Similarly, we can see in Figure 7b that when the CsPbI₂Br thickness increases from 250 to 1050 nm, the V_OC and FF parameters decrease by 4% and 36%, respectively, whereas J_SC increases by 40%, as the increase in the CsPbI₂Br thickness. Furthermore, the PCE value is improved by 15% for a CsPbI₂Br thickness of 650 nm relative to the thickness of 350 nm. Extending the thickness beyond 650 nm increases the recombination current and series resistance and thus reduces the PCE. In the CsPbI₂Br PSC, the maximum value of PCE is reached for a lower thickness compared with the CsPbI₃ cell. This is due to the fact that the defect density in the CsPbI₂Br layer is two orders of magnitude higher than in CsPbI₃ (see Table 1), which reduces the carrier diffusion length. Therefore, values of 750 nm and 650 nm were considered as the optimized values of the CsPbI₃ and CsPbI₂Br absorber thickness, respectively.

On the other hand, Figure 8 shows the variation of the PCE as a function of the acceptor density in the CsPbI₃ and CsPbI₂Br perovskite layer, respectively. We can see in both cases that when the acceptor density increases from 10¹³ to 10¹⁵ cm⁻³, the PCE remains constant, while this parameter decreases for higher values of 10¹⁵ cm⁻³. Therefore, an optimal value of 10¹⁵ cm⁻³ was chosen for N_A.

Finally, the simulation results show that when optimized parameters are used with the CsPbI₃- and CsPbI₂B-based PSCs with the fixed values of N_T presented in Table 1, the PCE values increase from 14.13% to 18.9% and from 12.35% to 14.37%, respectively, such as is shown in Figure 9. Additionally, this figure shows that the defect density N_T of the perovskite layer has a significant impact on device performance. This is because more defects in the active layer shorten the minority-carrier diffusion length, and hence the photogenerated carriers recombine before reaching their respective electrode and thus do not contribute to improving device performance. Figure 9 shows the performance improvement that could be achieved by reducing the defect density.
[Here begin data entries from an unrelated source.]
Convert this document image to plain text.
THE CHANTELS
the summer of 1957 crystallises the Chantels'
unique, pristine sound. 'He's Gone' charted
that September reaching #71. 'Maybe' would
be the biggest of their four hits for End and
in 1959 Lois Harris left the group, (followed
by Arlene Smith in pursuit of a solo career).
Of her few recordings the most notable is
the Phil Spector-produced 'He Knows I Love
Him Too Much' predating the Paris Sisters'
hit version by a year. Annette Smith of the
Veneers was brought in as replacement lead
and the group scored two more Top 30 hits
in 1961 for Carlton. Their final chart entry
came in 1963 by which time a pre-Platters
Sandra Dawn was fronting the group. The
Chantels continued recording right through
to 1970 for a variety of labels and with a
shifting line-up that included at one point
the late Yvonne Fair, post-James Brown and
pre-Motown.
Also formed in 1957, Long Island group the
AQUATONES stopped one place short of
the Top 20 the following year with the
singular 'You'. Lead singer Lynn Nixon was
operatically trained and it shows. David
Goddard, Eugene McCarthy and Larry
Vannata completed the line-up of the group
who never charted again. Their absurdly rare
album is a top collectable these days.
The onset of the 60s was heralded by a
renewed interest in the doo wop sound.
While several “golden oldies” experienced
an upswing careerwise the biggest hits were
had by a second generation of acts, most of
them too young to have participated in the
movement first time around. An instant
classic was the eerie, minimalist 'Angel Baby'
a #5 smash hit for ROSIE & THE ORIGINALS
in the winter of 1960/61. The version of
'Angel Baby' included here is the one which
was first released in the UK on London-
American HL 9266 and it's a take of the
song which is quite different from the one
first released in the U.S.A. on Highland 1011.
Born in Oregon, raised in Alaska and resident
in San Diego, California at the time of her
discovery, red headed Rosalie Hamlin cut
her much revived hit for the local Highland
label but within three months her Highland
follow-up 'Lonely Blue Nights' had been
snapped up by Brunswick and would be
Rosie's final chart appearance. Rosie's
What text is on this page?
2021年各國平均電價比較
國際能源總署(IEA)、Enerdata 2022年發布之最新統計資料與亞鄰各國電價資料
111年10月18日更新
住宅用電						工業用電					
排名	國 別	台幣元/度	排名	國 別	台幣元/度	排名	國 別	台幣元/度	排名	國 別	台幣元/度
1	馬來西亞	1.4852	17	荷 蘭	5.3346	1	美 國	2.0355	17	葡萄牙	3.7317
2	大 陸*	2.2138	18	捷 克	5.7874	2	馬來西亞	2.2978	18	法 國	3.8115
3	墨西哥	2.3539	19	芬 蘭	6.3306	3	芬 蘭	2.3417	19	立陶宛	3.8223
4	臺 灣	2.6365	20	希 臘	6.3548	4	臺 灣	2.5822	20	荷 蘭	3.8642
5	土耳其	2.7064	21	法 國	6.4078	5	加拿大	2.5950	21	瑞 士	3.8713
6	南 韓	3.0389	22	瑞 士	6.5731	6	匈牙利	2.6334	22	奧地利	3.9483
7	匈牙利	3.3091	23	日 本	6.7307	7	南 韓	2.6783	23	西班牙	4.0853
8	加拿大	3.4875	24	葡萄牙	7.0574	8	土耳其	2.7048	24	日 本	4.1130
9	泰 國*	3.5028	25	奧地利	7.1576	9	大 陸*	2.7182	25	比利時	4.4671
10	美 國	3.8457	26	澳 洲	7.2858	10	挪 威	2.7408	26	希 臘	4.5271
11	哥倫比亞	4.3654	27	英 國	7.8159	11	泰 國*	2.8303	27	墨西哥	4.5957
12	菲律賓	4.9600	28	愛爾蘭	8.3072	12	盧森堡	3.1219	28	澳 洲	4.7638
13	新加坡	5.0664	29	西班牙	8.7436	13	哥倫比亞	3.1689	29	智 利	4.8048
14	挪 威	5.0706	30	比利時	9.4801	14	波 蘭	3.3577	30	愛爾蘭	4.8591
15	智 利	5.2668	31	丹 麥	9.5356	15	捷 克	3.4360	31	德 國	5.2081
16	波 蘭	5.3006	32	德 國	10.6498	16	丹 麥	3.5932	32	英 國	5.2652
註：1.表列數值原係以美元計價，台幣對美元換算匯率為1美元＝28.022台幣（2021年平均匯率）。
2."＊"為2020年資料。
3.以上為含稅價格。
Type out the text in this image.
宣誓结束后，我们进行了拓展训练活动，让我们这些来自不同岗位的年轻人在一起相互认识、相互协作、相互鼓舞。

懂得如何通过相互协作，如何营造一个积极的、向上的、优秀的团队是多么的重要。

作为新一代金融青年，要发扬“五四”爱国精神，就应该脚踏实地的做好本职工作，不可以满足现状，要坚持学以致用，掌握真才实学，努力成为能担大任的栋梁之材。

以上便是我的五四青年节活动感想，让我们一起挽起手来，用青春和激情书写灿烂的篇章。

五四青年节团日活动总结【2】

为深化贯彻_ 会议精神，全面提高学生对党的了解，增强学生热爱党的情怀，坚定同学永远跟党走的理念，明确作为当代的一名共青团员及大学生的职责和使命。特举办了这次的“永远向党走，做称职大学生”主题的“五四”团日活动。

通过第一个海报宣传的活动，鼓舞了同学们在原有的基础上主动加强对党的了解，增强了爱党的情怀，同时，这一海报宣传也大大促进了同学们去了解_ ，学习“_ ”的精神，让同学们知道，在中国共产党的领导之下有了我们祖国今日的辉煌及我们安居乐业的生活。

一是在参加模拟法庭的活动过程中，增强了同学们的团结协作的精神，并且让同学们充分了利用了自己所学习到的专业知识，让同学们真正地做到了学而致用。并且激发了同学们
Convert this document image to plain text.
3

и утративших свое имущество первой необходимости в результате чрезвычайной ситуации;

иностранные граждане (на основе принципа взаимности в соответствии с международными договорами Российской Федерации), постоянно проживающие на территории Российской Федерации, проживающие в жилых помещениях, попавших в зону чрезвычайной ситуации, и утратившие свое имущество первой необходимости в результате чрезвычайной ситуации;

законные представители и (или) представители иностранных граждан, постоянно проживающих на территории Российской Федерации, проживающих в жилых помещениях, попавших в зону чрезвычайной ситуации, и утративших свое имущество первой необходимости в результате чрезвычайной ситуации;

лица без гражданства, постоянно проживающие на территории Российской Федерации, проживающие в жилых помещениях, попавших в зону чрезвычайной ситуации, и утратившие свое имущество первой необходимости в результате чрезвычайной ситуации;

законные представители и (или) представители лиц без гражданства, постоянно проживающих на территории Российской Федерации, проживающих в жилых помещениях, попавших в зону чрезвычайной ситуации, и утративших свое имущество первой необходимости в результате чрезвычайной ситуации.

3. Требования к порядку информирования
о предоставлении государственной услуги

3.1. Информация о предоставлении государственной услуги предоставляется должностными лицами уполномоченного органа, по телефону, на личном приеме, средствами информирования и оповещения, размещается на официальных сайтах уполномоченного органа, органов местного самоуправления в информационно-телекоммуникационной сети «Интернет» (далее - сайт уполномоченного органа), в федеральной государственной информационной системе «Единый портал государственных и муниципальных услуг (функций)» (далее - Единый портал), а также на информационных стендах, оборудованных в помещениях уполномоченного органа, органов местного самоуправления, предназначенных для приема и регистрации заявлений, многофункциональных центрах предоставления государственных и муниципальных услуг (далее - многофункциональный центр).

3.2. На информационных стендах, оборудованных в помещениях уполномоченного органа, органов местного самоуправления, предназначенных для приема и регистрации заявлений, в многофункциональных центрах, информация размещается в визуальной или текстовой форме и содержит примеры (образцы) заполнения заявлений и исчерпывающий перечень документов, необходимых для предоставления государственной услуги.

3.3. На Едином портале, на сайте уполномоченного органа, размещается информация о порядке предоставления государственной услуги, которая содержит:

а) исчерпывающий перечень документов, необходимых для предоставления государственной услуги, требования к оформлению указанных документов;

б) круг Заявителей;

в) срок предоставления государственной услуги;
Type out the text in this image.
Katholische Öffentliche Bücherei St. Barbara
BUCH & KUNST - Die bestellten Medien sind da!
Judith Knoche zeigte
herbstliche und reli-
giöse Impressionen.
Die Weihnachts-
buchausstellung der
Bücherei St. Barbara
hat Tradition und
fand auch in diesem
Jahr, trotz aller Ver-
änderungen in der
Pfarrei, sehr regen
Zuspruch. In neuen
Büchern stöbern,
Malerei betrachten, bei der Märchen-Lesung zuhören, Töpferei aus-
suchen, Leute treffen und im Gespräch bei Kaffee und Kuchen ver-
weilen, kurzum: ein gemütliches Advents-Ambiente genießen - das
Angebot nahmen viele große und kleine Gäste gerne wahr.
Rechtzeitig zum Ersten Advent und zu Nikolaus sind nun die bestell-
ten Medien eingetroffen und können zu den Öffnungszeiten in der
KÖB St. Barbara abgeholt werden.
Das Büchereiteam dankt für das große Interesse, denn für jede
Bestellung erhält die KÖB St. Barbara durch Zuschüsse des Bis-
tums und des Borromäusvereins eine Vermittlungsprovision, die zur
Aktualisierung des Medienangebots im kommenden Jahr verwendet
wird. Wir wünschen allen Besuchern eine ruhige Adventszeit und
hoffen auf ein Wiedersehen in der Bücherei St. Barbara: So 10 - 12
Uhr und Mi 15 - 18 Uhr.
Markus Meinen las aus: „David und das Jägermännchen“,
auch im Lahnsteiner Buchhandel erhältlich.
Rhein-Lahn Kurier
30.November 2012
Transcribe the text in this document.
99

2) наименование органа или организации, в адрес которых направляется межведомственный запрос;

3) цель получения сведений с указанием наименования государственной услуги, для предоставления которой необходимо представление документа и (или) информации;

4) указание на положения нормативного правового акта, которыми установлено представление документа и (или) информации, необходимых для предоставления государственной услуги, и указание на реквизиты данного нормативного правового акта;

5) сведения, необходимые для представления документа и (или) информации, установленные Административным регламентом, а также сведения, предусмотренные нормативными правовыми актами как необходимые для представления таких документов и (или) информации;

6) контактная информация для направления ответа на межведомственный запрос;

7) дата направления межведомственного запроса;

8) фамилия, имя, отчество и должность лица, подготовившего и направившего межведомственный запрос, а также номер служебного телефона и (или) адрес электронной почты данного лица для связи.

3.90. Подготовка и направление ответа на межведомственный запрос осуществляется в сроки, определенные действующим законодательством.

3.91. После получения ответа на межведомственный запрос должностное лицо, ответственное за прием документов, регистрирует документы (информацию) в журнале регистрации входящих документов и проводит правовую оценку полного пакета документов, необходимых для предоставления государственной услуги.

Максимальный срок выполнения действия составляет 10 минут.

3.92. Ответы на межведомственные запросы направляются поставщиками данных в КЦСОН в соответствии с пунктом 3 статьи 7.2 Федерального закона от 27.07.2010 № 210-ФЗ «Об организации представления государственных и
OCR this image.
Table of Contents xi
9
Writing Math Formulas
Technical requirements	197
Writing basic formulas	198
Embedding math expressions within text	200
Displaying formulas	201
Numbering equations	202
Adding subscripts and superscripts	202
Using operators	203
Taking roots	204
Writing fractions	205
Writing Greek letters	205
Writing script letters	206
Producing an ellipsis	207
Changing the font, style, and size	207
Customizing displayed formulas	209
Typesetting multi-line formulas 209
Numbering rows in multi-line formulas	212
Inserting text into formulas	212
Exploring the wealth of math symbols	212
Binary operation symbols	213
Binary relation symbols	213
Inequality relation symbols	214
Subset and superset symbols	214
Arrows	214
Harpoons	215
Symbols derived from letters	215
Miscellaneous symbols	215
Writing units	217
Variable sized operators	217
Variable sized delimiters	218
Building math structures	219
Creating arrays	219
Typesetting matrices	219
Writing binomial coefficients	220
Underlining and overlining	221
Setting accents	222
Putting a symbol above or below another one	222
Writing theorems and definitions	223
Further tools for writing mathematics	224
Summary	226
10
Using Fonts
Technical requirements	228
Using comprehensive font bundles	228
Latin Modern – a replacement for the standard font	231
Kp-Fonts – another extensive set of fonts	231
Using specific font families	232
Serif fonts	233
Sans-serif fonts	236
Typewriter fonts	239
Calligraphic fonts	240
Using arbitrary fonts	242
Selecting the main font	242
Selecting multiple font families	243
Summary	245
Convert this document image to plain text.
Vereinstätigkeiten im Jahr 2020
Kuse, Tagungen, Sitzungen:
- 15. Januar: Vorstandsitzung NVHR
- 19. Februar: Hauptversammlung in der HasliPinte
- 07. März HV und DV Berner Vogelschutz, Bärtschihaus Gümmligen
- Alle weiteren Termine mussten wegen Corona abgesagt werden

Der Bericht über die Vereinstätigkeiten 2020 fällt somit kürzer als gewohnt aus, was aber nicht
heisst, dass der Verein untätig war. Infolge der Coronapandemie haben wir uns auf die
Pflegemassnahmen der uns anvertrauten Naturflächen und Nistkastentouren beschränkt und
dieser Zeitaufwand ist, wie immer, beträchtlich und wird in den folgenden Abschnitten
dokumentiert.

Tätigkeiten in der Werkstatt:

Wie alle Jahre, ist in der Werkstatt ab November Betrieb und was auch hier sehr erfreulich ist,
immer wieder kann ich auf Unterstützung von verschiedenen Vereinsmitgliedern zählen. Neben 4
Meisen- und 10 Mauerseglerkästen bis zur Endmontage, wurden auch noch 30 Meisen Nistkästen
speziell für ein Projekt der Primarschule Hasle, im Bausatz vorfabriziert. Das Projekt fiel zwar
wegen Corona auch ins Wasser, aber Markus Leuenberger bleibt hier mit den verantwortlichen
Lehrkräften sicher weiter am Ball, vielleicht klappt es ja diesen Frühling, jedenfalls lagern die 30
Optimum efficiencies of 26.5% and 20.6% could be obtained at defect density of the order of 10¹² cm⁻³ for the inverted device with a structure of ITO/CuI/CsPbI₃/ZnO/Ag and ITO/CuI/CsPbI₂Br/ZnO/Ag, respectively.

4. Conclusions

Inverted p-i-n all-inorganic PSCs based on CsPbI₃ and CsPbI₂Br perovskite were studied through SCAPS-1D simulations. For each perovskite layer considered, the performance of twelve architectures of PSC was examined and compared, using several potential inorganic materials for HTL and ETL. The simulation results show that CuI as HTL and ZnO as ETL have better performance than the other combinations considered in this study, with efficiencies of 14.13% and 12.35% for CsPbI₃ and CsPbI₂Br, respectively, which is due to proper band alignment with the absorber. In order to improve the performance of ITO/CuI/CsPbI₃/ZnO/Ag and ITO/CuI/CsPbI₂Br/ZnO/Ag, the optimal values of hole mobility in CuI and the thickness, doping density, and defect density in the absorber layer were obtained. Values of 44 cm²V⁻¹s⁻¹ and 10¹⁵ cm⁻³ were chosen for hole mobility in CuI and doping density, respectively. Additionally, values of 750 nm and 650 nm were considered as the optimized values of the CsPbI₃ and CsPbI₂Br absorber thickness, respectively. From these optimal values, improved efficiencies of 18.9% and 14.37% were achieved for the CsPbI₃- and CsPbI₂Br-based PSCs respectively. Finally, maximum efficiencies of 26.5% and 20.6% could be obtained by reducing the defect density up to the order of 10¹² cm⁻³ for the CsPbI₃ and CsPbI₂B devices, respectively. The results obtained in this work are helpful for improving the performance of inverted all-inorganic PSCs based on CsPbI₃ and CsPbI₂B as the perovskite layer, which is also essential to optimize the performance of tandem solar cells.